= Mary Russell murders =

1828 mass murder at sea

The Mary Russell was a trading boat that set sail from the harbour of Cobh, Ireland, on 8 February 1828, carrying a cargo of mules bound for Barbados. When it returned to Cobh on 25 June 1828, the ship's captain had brutally murdered seven of his crewmen. The story was largely forgotten until 2010, when The Ship of Seven Murders, a book which detailed the case, was published.

Built in 1817, the Mary Russell was a small wooden brig of 132 tonnes, drawing 13 feet under load, single-decked with beams. That tonnage would make it about 80 feet in length. The ship was built entirely of wood, with wooden masts and rope rigging. The bottom was sheathed in copper to protect the vessel from shipworm.

==Crew==
The ship's captain was William Stewart, a Protestant man born in Cobh in 1775. His chief mate was a Scotsman named William Smith, and his second mate was a Swede named William Swanson. Also on board were John Cramer, the ship's carpenter; seamen John Howes, Francis Sullivan and John Keating; and three apprentices – John Deaves (aged 15), Daniel Scully (13), and Henry Rickards (12). There were also two stablemen on board to look after the mules: Timothy Connell and James Morley. In addition to the crew, there was one passenger on board: an eleven-year-old boy named Thomas Hammond.

Captain James Gould Raynes, a Cork man, who had sailed to Barbados on board Hibernia, was relieved of his command for drunkenness. After much persuasion, he was granted passage back to Cork by Captain Stewart on board the Mary Russell.

==Murders==
Following a dream, Captain Stewart grew suspicious of the crew and feared a mutiny led by Captain Raynes. That Raynes would speak in Irish to the crew added to Stewart's paranoia.

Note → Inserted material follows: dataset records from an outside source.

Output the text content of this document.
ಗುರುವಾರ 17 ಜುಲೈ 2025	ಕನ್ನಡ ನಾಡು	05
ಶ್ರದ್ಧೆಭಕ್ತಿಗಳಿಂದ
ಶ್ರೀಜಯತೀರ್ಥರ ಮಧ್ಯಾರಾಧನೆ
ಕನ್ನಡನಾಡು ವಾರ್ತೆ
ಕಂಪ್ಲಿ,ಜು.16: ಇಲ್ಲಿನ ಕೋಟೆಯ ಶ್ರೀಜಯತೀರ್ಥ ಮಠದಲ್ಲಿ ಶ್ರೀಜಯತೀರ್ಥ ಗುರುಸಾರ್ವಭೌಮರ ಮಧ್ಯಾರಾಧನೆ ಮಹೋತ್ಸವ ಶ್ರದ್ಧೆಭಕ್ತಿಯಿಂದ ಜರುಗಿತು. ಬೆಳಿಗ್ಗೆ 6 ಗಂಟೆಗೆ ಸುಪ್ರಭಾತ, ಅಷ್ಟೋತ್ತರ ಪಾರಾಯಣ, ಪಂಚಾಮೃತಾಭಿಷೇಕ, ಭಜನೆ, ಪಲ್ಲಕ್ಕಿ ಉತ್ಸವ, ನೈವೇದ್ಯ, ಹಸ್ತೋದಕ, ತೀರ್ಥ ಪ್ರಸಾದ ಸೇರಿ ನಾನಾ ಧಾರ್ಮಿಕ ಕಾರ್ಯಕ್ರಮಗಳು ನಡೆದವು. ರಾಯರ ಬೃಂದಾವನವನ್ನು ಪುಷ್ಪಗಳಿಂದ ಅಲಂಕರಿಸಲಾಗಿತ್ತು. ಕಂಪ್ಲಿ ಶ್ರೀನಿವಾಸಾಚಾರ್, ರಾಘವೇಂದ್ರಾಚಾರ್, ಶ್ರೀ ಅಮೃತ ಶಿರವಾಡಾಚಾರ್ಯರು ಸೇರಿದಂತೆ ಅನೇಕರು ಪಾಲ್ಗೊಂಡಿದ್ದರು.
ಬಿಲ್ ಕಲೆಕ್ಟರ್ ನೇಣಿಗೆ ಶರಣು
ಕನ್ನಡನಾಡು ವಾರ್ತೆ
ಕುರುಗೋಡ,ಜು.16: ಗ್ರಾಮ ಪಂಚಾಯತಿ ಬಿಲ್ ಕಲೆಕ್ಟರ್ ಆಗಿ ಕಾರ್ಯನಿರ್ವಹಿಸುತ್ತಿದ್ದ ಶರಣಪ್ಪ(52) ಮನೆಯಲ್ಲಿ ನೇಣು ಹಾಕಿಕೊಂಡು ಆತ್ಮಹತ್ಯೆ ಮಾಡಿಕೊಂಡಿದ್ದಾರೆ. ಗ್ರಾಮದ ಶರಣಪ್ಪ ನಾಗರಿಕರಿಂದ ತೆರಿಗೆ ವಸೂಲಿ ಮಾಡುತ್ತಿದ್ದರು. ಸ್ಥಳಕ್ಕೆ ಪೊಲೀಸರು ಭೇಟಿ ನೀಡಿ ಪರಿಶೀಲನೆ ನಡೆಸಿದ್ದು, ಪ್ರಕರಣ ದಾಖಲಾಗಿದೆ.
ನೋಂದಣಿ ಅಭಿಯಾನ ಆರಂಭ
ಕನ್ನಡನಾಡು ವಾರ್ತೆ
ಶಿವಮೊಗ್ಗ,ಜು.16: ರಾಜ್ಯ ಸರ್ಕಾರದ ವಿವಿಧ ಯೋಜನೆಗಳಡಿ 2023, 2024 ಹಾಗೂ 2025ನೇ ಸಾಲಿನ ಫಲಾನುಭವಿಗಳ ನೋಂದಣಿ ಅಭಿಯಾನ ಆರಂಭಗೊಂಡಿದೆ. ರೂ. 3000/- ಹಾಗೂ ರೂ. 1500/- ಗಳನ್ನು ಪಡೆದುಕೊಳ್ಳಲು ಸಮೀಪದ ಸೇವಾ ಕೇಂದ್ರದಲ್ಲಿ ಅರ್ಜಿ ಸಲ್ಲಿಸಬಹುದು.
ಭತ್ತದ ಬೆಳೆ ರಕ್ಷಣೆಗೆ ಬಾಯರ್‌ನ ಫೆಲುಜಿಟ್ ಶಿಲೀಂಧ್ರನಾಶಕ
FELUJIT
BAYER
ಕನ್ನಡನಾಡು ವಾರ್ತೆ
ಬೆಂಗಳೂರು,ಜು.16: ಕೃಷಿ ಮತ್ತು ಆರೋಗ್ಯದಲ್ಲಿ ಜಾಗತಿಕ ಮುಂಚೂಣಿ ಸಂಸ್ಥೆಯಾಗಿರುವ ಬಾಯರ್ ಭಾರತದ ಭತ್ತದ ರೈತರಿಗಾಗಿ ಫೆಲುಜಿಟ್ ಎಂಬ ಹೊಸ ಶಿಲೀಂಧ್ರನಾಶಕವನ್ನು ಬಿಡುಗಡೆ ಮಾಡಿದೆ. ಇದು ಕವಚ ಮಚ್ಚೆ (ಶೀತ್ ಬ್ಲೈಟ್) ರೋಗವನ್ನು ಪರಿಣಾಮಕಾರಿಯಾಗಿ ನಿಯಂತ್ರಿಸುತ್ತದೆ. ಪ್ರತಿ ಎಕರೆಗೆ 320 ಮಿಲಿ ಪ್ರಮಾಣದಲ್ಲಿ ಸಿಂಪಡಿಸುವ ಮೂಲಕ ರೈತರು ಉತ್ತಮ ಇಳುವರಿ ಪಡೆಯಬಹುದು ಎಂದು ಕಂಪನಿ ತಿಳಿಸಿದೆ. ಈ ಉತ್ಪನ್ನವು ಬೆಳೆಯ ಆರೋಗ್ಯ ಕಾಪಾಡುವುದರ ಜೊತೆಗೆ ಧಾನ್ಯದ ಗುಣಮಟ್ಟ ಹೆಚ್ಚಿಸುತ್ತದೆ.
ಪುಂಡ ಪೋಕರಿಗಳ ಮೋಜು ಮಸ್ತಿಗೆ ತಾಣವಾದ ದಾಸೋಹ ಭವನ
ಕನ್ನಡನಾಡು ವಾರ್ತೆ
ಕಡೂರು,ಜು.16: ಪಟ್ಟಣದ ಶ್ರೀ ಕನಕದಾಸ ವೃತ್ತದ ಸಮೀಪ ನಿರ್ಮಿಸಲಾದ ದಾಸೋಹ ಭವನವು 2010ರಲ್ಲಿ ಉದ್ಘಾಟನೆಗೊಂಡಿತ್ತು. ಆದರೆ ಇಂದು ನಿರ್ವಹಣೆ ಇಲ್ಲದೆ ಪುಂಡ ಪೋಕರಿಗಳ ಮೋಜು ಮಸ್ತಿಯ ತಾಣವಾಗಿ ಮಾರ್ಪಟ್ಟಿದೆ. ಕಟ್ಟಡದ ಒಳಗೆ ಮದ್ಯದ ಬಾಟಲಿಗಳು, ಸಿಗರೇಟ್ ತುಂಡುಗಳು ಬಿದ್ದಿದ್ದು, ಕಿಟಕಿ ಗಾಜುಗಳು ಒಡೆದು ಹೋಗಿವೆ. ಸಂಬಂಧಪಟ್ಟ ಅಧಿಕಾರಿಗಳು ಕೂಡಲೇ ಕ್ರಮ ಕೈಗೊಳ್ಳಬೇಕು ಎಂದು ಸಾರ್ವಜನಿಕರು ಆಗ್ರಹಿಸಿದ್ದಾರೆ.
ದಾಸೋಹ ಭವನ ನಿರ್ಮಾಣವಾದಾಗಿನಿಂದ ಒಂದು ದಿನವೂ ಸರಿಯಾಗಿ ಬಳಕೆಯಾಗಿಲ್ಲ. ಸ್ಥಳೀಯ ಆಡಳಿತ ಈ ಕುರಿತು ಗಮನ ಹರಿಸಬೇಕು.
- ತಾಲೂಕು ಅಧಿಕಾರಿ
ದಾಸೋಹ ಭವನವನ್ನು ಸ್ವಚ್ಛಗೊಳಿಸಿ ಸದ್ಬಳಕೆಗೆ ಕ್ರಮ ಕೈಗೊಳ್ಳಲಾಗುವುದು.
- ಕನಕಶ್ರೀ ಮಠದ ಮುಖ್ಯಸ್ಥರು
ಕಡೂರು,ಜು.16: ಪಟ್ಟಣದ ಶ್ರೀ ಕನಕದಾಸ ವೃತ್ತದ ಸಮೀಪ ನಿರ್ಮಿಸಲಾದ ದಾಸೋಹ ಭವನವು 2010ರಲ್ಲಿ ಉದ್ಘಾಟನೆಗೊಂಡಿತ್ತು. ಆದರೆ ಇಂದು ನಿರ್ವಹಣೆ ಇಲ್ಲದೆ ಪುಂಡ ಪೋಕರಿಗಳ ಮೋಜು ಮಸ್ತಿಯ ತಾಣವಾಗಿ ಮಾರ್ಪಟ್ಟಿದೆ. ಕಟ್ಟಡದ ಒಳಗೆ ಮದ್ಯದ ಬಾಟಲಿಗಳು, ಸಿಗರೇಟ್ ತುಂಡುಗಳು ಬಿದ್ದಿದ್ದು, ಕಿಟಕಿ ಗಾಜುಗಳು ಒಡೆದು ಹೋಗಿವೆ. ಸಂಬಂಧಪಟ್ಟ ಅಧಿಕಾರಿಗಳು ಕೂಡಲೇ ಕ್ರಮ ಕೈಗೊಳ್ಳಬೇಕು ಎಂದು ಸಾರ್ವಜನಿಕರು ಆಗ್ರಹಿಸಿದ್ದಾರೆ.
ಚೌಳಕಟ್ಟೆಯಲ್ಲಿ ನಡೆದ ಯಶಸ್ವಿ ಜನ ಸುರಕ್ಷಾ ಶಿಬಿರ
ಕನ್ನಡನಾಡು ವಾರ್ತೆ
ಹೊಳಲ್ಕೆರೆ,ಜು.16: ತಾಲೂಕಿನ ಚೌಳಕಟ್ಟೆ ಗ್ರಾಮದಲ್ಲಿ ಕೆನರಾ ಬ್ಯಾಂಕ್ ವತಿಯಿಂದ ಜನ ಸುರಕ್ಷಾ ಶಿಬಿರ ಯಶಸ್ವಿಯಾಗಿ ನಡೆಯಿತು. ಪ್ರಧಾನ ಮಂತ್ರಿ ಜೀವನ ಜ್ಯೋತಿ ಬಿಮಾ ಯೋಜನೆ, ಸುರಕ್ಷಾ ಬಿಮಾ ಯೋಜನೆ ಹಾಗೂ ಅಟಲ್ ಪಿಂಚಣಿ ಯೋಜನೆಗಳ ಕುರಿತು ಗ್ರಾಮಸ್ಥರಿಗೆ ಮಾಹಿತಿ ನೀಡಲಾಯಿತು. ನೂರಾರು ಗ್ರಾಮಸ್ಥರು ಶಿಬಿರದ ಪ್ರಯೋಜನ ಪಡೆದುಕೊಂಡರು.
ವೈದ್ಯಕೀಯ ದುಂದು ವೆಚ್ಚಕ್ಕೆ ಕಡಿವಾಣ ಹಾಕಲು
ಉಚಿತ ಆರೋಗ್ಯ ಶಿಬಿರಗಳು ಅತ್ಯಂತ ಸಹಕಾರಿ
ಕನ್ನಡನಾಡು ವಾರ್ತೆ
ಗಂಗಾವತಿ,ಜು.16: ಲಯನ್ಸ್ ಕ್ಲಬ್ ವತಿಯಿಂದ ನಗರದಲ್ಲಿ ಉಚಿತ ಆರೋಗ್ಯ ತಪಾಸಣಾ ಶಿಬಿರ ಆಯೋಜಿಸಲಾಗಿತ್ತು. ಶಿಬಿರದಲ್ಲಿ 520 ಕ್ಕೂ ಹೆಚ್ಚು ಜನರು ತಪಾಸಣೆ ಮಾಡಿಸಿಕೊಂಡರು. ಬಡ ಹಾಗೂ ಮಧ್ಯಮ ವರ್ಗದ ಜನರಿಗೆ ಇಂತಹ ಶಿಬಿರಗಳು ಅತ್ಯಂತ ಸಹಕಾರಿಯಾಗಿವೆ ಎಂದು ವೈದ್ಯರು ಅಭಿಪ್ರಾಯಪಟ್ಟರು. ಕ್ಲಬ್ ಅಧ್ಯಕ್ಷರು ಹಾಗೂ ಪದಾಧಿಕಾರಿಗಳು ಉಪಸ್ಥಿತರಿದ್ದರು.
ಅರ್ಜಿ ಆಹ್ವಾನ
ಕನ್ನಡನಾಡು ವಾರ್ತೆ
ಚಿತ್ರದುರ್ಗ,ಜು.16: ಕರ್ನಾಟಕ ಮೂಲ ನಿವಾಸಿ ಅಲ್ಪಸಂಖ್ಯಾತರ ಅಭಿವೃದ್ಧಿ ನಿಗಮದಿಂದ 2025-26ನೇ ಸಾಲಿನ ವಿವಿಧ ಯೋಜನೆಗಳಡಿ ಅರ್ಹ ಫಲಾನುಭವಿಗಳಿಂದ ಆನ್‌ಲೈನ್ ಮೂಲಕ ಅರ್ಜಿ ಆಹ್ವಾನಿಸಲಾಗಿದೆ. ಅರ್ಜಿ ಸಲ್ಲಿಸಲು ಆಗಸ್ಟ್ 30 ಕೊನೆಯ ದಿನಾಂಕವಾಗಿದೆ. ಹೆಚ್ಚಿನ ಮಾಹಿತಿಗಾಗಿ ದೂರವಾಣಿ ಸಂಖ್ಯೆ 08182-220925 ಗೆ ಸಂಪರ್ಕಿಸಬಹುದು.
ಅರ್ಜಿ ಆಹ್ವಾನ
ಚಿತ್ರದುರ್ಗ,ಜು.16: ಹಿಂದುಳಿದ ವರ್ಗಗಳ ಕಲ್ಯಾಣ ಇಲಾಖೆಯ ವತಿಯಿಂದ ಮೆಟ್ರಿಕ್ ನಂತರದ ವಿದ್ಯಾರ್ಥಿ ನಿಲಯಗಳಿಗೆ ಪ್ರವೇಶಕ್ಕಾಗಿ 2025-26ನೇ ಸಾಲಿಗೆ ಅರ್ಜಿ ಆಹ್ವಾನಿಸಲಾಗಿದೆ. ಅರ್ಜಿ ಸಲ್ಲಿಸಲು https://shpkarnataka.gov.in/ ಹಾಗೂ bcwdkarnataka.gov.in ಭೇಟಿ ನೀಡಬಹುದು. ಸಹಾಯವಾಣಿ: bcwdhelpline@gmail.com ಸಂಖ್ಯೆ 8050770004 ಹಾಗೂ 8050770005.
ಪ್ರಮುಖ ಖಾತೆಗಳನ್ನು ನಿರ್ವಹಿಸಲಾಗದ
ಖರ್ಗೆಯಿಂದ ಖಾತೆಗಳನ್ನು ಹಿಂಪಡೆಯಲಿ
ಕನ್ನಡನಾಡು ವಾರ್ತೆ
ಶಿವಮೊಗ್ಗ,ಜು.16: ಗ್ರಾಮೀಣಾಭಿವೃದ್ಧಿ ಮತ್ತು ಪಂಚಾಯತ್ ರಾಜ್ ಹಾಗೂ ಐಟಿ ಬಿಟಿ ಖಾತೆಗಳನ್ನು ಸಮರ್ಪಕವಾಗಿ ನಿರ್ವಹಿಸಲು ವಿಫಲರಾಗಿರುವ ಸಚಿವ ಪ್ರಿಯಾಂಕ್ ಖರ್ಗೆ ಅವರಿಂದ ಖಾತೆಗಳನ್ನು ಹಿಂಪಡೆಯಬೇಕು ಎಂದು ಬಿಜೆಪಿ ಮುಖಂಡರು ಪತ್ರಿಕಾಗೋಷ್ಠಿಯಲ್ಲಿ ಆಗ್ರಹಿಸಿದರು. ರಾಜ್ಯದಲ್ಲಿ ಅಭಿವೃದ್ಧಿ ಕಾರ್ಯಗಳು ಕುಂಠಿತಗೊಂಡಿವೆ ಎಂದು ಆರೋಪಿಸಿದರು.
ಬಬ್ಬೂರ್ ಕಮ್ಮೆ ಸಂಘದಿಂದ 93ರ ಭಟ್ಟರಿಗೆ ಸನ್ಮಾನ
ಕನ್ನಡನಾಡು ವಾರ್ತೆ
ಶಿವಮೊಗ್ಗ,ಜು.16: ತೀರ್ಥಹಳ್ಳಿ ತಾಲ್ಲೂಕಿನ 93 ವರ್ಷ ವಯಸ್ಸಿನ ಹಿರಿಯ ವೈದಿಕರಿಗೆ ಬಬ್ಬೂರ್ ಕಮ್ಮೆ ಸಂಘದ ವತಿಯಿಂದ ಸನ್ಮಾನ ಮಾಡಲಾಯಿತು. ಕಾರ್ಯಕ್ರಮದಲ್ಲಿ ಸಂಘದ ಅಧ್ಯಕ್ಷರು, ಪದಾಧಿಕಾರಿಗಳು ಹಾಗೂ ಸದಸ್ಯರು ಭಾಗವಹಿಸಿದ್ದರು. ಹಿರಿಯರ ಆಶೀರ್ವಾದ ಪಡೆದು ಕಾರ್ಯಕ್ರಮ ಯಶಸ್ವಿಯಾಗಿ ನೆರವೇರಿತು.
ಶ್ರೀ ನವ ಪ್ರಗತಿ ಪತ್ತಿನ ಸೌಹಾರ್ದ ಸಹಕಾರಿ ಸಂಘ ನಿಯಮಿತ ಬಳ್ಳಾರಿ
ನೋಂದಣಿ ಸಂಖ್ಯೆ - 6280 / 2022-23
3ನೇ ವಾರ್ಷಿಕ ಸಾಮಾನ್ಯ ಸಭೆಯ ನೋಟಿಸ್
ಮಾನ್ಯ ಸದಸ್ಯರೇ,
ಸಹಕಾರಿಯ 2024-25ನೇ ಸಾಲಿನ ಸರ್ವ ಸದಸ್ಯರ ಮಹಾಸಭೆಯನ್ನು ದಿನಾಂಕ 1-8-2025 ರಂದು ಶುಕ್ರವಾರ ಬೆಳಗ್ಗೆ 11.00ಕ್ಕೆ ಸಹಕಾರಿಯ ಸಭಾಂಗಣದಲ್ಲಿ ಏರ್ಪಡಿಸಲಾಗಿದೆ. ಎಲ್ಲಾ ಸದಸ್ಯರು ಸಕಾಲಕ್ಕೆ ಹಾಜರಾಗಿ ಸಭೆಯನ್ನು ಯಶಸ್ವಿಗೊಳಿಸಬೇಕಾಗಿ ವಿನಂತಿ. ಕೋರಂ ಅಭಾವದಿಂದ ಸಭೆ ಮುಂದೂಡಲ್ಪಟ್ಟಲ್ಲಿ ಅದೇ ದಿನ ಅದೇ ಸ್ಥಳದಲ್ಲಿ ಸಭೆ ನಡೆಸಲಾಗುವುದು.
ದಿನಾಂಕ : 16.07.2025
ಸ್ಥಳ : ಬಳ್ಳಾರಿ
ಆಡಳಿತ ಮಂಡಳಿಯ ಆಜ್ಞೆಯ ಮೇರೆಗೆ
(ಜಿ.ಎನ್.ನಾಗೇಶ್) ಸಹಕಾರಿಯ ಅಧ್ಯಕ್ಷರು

Captain Stewart first bound the seven men by hand and foot, pinioning them to the floor of the ship's main saloon. He then systematically killed them all, attacking them first with a crowbar, and then with an axe.

==Trial==
On Sunday, 11 August 1828, Captain Stewart was tried for murder of Captain James Gould Raynes at Cork Assizes. Unusually, both prosecution and defence were seeking the same verdict: not guilty by reason of insanity. Daniel O’Connell was engaged to appear for the prosecution at Stewart’s trial, but was unable to attend as he was fighting the pivotal by-election in County Clare that first elected him to the House of Commons.